Gordon S Miller Farm Museum (2002)
One of the properties of the Totoket Historical Society in North Branford is the Gordon S. Miller Farm Museum. Housed in a traditional New England barn constructed in 2002, the museum collection contains farm machinery and farm implements used in Northford and North Branford going back over two centuries, as well as artifacts discovered in local archeological digs sponsored by the society. The museum is named for Gordon S. Miller, a long time resident of Northford and a former President of the Totoket Historical Society.
Colegrove Building, Mystic Seaport (1952)
Andrew C. Colegrove, who operated an electrical appliance business in Mystic, was killed in a plane crash in California on August 24, 1951. The Colegrove Building at Mystic Seaport was built in 1952 as a memorial in his memory. Since 1962, the half of the building that faces the Mystic River has housed a printing exhibit, called the Mystic Press Printing Office. The original Mystic Press newspaper, started in 1873, had an office at West Main and Pearl Streets. The other half of the Colegrove Building contains a Ship Carver exhibit.
Choate Rosemary Hall: Paul Mellon Arts Center (1972)
A dramatic example of Modern architecture on the campus of Choate Rosemary Hall in Wallingford is the private school’s Paul Mellon Arts Center, also called the PMAC. Designed by I. M. Pei, it was completed in 1972. The western section of the building contains a 770-seat theater, while the eastern portion has fine arts studios, music classrooms, music practice rooms and a 100-seat recital hall.

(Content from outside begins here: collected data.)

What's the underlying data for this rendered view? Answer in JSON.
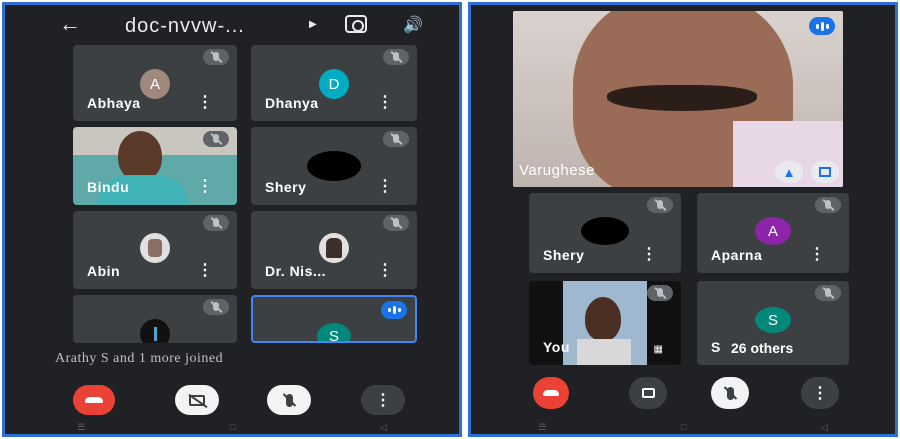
{
  "left_screen": {
    "title": "doc-nvvw-...",
    "participants": [
      {
        "name": "Abhaya",
        "initial": "A",
        "avatar_color": "#a1887f"
      },
      {
        "name": "Dhanya",
        "initial": "D",
        "avatar_color": "#00acc1"
      },
      {
        "name": "Bindu"
      },
      {
        "name": "Shery"
      },
      {
        "name": "Abin"
      },
      {
        "name": "Dr. Nis..."
      },
      {
        "name": ""
      },
      {
        "name": "",
        "initial": "S",
        "avatar_color": "#00897b"
      }
    ],
    "join_banner": "Arathy S and 1 more joined"
  },
  "right_screen": {
    "pinned": {
      "name": "Varughese"
    },
    "participants": [
      {
        "name": "Shery"
      },
      {
        "name": "Aparna",
        "initial": "A",
        "avatar_color": "#8e24aa"
      },
      {
        "name": "You"
      },
      {
        "name": "S",
        "initial": "S",
        "avatar_color": "#00897b",
        "overlay": "26 others"
      }
    ]
  },
  "icons": {
    "back": "arrow-back-icon",
    "end_call": "phone-hangup-icon",
    "camera_off": "video-off-icon",
    "mic_off": "mic-off-icon",
    "more": "more-vert-icon"
  },
  "colors": {
    "background": "#202124",
    "tile": "#3c4043",
    "end_call": "#ea4335",
    "frame": "#2f6fd6",
    "speaking": "#1a73e8"
  }
}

Connecting the two sections underground is the Chase-Bear Experimental Theater, known as the “Black Box.” In 2015, the School received a $10 million gift to renovate building, primarily the main stage theater, which was renamed the William T. Little ’49 and Frances A. Little Theater in honor of the donors.
Hodge Memorial Library & Museum (1937)
The first public library in the town of Roxbury was established in October 1896. It was housed in the back rooms of the old Town Hall until Charles Watson Hodge, upon his death in 1936, bequeathed $15,000 to erect a building for a library and museum. Completed in 1937 by Clayton B. Squire, the stone building was named after Charles Hodge’s father, Albert Lafayette Hodge. A north wing addition was completed in 1967 through a donation by Everett Hurlburt. A new building, the Minor Memorial Library, was erected in the early 1990s to become the town’s public library, with the Hodge Memorial, at 4 North Street, continuing as a museum open to the public by appointment only.

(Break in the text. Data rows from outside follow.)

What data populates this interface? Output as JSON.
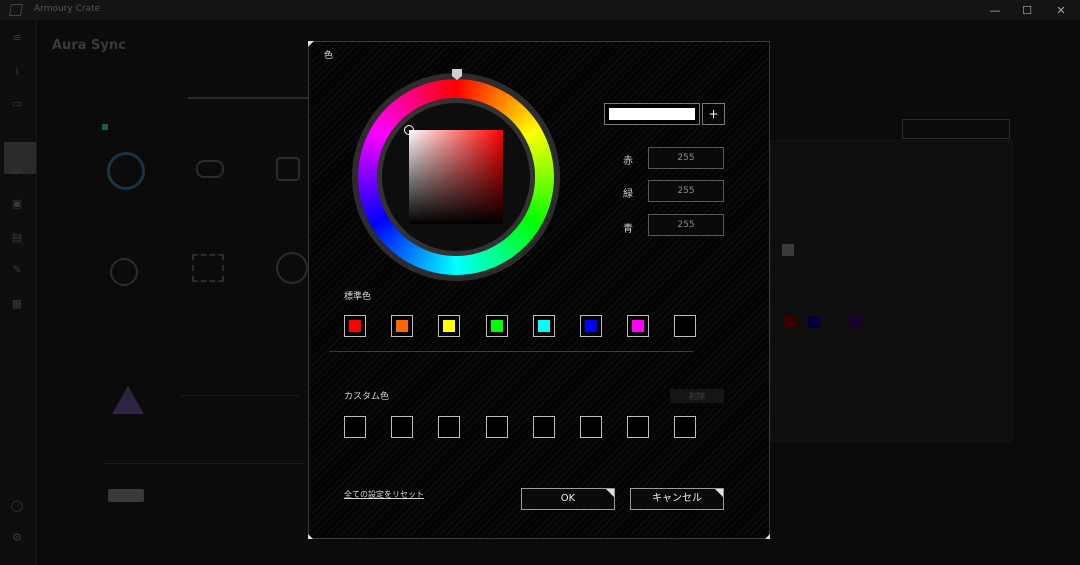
{
  "app": {
    "title": "Armoury Crate",
    "page_title": "Aura Sync",
    "window_controls": {
      "minimize": "—",
      "maximize": "☐",
      "close": "✕"
    }
  },
  "dialog": {
    "title": "色",
    "add_button": "+",
    "preview_color": "#ffffff",
    "rgb": [
      {
        "label": "赤",
        "value": "255"
      },
      {
        "label": "緑",
        "value": "255"
      },
      {
        "label": "青",
        "value": "255"
      }
    ],
    "standard_colors_label": "標準色",
    "standard_colors": [
      "#ff0000",
      "#ff6600",
      "#ffff00",
      "#00ff00",
      "#00ffff",
      "#0000ff",
      "#ff00ff",
      ""
    ],
    "custom_colors_label": "カスタム色",
    "delete_button": "削除",
    "custom_colors": [
      "",
      "",
      "",
      "",
      "",
      "",
      "",
      ""
    ],
    "reset_link": "全ての設定をリセット",
    "ok_button": "OK",
    "cancel_button": "キャンセル"
  },
  "colors": {
    "accent": "#1d5a52",
    "dialog_border": "#3a3a3a"
  }
}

Connecticut Science Center (2009)
Happy New Year!! For New Year’s Day, here’s a relatively new “historic” building that’s become a modern Hartford landmark. The Connecticut Science Center, designed by César Pelli, was erected as part of the city’s Adriaen’s Landing development. The Science Center is nine stories, 154,000 square feet and is the first science center to generate most of its power from an on-site fuel cell. The Center opened its doors in 2009.

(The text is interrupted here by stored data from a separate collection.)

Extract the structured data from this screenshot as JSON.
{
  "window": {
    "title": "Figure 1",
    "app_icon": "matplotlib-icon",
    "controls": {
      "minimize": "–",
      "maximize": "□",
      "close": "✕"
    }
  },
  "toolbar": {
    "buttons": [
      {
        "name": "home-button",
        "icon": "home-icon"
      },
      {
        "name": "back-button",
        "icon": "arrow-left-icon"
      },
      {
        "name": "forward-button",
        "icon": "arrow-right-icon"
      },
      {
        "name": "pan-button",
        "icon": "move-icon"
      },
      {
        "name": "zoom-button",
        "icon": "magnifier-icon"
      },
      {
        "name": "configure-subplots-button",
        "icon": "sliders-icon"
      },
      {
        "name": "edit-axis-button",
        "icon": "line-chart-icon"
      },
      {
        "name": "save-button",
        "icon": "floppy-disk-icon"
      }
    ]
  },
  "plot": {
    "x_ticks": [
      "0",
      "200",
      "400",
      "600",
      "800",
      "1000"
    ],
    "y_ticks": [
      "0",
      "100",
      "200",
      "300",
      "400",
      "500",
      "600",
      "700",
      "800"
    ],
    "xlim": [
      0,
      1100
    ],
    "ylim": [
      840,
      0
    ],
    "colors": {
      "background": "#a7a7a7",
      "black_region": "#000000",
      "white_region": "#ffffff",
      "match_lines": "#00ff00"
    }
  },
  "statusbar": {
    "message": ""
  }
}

Gunn Memorial Library & Museum (1908)
Frederick Gunn, founder of the Gunnery School in Washington, was also the founder, in 1852, of the Washington Library Association, of which he became president in 1855. In the 1880s the Library Association evolved into the Washington Reading Room & Circulating Library Association, which opened a reading room in 1891. E.H. Van Ingen pledged land and money toward erecting a permanent library building in 1902 and the completed building was dedicated in 1908. It was designed by noted architect Ehrick K.Rossiter, who had become a summer resident of Washington. The interior has ceiling murals by Washington resident H. Siddons Mowbray and bronze busts by English sculptor A. Bertram Pegram. The local DAR branch had opened a historical room in a nearby house in 1899. This collection was turned over to the library in 1907. Originally located in the library’s basement, the museum later collection moved to the adjacent house, bequeathed to the library by June S. Willis in 1965. A new 7,500 square foot addition, five times the size of the original library, was completed in 1994. The plans were drawn by King & Tuthill.